Association Between Cancer and AKI Among Medicare Fee-for-Service Beneficiaries, 2006-2014

Session Information

Category: Onconephrology

  • 1700 Onconephrology

Authors

  • Miyamoto, Yoshihisa, National Center for Chronic Disease Prevention and Health Promotion Division of Diabetes Translation, Atlanta, Georgia, United States
  • Andes, Linda J., National Center for Chronic Disease Prevention and Health Promotion Division of Diabetes Translation, Atlanta, Georgia, United States
  • Koyama, Alain K., National Center for Chronic Disease Prevention and Health Promotion Division of Diabetes Translation, Atlanta, Georgia, United States
  • Xu, Fang, National Center for Chronic Disease Prevention and Health Promotion Division of Diabetes Translation, Atlanta, Georgia, United States
  • Pavkov, Meda E., National Center for Chronic Disease Prevention and Health Promotion Division of Diabetes Translation, Atlanta, Georgia, United States
Background

Acute kidney injury (AKI) is a heterogeneous syndrome characterized by an abrupt decline in kidney function.
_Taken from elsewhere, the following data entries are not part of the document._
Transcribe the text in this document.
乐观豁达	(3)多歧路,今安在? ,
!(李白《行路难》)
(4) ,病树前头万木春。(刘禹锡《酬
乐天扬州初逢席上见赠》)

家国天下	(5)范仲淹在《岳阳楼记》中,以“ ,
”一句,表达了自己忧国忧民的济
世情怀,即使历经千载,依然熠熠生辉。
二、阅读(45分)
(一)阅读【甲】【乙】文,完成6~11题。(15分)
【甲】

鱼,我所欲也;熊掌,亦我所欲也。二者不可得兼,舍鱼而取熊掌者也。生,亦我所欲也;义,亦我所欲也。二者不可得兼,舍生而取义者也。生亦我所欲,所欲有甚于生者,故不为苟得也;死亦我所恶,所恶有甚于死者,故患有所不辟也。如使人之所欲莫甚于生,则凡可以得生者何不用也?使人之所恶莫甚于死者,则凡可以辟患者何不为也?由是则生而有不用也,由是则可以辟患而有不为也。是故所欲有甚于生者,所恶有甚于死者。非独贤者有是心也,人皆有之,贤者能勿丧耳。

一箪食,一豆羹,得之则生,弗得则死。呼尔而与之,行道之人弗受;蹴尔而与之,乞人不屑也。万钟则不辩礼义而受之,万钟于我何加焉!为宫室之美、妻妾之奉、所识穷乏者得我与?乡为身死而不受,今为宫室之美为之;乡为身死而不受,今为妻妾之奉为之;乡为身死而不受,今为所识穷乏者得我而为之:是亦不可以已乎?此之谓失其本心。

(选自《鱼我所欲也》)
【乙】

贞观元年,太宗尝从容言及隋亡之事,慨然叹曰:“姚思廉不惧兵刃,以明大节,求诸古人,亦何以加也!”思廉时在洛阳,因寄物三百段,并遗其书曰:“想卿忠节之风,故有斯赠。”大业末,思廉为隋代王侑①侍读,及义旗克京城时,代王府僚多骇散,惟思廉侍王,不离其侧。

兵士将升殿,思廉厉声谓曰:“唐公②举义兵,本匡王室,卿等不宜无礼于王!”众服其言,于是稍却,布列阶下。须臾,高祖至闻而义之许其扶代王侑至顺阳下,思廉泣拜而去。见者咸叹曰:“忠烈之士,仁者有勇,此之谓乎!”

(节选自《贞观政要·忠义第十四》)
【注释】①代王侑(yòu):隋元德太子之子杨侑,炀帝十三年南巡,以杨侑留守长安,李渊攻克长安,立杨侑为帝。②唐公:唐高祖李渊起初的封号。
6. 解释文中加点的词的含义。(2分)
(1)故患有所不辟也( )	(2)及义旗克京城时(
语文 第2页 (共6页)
Although patients with cancer are likely to be susceptible to AKI, population-based incidence of AKI in patients with cancer is not well understood in the US.

Methods

We conducted a population-based retrospective cohort study among Medicare fee-for-service beneficiaries who were continuously enrolled for six-years, including an initial one year cancer-free window before the index year. The index year was defined by a new cancer diagnosis. Follow-up started with the index year and ended at the time of AKI, death, or censoring at the end of five years. We defined incident cancer by the presence of two ICD-9 CM diagnosis codes in an outpatient setting or one ICD-9 CM inpatient code. A control group without cancer represented patients without any cancer diagnoses over the same time period, matched on age, sex, and race and ethnicity. The main outcome was time to AKI or death. All-cause death date was ascertained using the National Death Index. Association between cancer and AKI was assessed by cause-specific hazard and Fine-Gray competing risk models.

Results

We identified 5,613,285 Medicare fee-for-service beneficiaries with incident cancer and the same number of matched controls. Beneficiaries with cancer were at greater risk of AKI (unadjusted hazard ratio [HR]=1.66) and death (HR=2.83). The associations were significant after adjustment for covariates (HR=1.38 and HR=2.53, respectively). When death was modeled as a competing risk, unadjusted subdistribution hazard ratio (SHR) of AKI in patients with vs. without cancer was 1.20, and the adjusted SHR was 0.98. All outcomes were significant due to the large sample size.

Conclusion

Medicare fee-for-service beneficiaries with cancer were at greater risk of AKI, compared with those without cancer. However, because the cause-specific association of cancer with death was stronger than that with AKI, impact of cancer on cumulative incidence of AKI indicated by SHR was not notable.